HARRISBURG – Gov. Tom Wolf joined a group of lawmakers and gun control advocates Wednesday to call for renewed action on gun laws ahead of Gun Violence Awareness Day Friday.
“The time has come to end gun violence in Pennsylvania,” Wolf said. “We need to end mass shootings; we need to end homicide shootings; and we need to end suicides by gun. We’ve made progress over the past year at developing common sense measures to reduce gun violence, such as stopping domestic abusers from accessing guns during the time they are most likely to kill their victims.”
The rally comes in the wake of a series of mass shootings, most recently an incident in Virginia Beach, Va., that left 12 dead, an October synagogue shooting in Pittsburgh that claimed the lives of 11 along with school shootings in Parkland, Fla., that claimed 17 lives in February 2018 and in Highland Ranch, Col., last month, in which one student was killed.
The state Legislature passed its first gun control measure in decades last fall – a law aimed at getting guns out of the hands of domestic abusers.
State Sen. Art Haywood, D-Philadelphia, who organized the Capitol rally on Wednesday, said that before that law passed there was a feeling in Harrisburg that gun control bills would never become law.
With that success, Haywood said there’s reason to believe that additional bills could become law as well.
“We have momentum,” he said.
Shira Goodman, executive director of CeaseFire PA, a statewide gun control lobbying group, said that events will be held across Pennsylvania in the coming days in recognition of the gun violence awareness commemoration. That includes a blood drive Friday in Sunbury at Zion Lutheran Church, according to a listing on CeaseFire PA’s web site.

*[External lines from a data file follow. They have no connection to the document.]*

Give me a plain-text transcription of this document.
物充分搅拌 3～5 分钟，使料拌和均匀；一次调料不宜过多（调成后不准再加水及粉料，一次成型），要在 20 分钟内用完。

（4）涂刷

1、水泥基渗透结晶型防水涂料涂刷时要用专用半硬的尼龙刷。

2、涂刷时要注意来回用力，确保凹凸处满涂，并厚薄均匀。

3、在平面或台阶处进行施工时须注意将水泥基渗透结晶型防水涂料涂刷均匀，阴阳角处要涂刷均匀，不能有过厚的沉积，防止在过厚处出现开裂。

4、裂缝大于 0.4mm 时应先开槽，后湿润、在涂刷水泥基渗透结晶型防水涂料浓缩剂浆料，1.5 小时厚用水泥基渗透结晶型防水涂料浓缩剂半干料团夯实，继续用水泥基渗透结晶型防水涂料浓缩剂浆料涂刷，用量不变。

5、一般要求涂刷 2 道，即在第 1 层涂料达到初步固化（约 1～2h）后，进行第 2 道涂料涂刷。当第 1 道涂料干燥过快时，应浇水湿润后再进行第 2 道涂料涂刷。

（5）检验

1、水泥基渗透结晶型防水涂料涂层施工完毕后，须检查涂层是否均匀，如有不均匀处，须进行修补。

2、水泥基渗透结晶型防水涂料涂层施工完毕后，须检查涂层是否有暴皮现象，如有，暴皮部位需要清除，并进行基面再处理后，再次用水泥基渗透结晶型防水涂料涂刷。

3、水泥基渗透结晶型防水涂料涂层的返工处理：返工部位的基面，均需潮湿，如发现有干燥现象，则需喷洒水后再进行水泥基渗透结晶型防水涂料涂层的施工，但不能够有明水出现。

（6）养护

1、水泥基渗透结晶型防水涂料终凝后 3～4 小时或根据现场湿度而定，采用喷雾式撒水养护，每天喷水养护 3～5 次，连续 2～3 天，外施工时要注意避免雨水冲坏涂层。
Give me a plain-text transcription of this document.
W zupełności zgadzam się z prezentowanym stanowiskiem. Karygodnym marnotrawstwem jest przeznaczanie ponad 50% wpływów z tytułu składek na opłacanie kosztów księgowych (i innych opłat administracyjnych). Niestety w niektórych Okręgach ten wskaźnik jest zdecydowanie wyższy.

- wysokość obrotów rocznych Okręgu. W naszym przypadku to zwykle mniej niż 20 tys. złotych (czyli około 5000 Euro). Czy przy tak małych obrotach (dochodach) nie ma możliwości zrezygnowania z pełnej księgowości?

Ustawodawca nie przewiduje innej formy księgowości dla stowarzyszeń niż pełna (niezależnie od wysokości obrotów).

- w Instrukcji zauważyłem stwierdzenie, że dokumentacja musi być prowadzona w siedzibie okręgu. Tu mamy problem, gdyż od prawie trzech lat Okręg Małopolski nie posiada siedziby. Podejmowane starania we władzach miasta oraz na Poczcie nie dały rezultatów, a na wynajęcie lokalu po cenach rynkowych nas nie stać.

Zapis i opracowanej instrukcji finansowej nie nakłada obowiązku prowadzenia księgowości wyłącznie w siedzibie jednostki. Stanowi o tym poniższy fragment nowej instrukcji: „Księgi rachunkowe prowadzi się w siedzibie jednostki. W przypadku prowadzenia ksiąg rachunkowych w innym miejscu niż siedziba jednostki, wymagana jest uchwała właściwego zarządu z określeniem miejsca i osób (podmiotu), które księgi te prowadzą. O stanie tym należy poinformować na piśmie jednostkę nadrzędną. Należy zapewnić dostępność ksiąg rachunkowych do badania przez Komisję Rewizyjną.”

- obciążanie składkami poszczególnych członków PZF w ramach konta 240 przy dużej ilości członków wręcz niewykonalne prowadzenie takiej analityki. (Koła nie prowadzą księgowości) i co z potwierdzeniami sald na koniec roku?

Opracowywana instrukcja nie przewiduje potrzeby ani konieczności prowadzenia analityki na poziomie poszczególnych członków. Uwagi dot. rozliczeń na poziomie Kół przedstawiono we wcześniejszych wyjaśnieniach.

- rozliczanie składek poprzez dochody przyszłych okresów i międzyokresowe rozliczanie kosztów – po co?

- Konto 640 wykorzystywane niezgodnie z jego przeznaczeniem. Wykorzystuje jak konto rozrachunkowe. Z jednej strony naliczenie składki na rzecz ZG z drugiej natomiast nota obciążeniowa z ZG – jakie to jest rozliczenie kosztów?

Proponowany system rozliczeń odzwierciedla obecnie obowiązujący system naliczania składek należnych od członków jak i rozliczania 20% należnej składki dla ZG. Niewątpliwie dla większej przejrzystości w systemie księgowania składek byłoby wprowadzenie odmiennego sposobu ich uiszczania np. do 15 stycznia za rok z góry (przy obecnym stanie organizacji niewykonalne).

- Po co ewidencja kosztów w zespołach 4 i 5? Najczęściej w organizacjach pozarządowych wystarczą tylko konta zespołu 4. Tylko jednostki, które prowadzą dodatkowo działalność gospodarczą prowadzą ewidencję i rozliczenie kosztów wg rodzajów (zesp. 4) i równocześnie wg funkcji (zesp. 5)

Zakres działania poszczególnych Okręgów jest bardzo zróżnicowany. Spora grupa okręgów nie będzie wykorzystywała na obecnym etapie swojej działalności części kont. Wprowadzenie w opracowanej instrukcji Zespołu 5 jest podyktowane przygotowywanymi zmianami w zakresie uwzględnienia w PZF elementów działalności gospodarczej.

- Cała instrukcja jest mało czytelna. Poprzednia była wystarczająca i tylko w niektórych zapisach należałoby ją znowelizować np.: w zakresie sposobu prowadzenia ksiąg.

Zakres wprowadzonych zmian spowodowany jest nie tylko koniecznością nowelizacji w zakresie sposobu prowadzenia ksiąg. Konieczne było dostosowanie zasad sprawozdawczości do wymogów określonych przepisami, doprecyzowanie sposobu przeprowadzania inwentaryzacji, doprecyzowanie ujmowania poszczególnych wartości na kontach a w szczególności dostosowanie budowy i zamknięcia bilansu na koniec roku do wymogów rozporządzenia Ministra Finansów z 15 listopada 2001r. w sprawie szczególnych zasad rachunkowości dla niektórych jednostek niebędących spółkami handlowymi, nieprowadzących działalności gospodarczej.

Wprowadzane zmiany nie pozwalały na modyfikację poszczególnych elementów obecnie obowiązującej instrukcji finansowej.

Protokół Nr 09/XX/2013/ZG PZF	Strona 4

“This is a real problem,” Goodman said. “It demands out attention. We’re not going away.”
State Rep. Jennifer O’Mara, D-Delaware County, said potential gun legislation would include a red flag bill to help gets guns away from people considered to be a danger to themselves or others, along with new requirements for reporting lost or stolen firearms.
While gun control advocates have called for that type of legislation, there seems to be no broad interest in the Legislature to take up additional gun control measures, said state Sen. Wayne Langerholc, R-Cambria County.
On the other hand, legislation that would allow third-party groups like the NRA to file lawsuits to challenge local gun laws that are more stringent than state law was passed by the Senate local government committee in April.
That measure, Senate Bill 531, would also allow gun owners to seek to get their legal bills paid if they successfully sue to challenge a local gun law. Langerholc authored the measure. It passed out of committee by a straight party vote of 7-4. Langerholc said he’s not sure when the full Senate will take up the bill.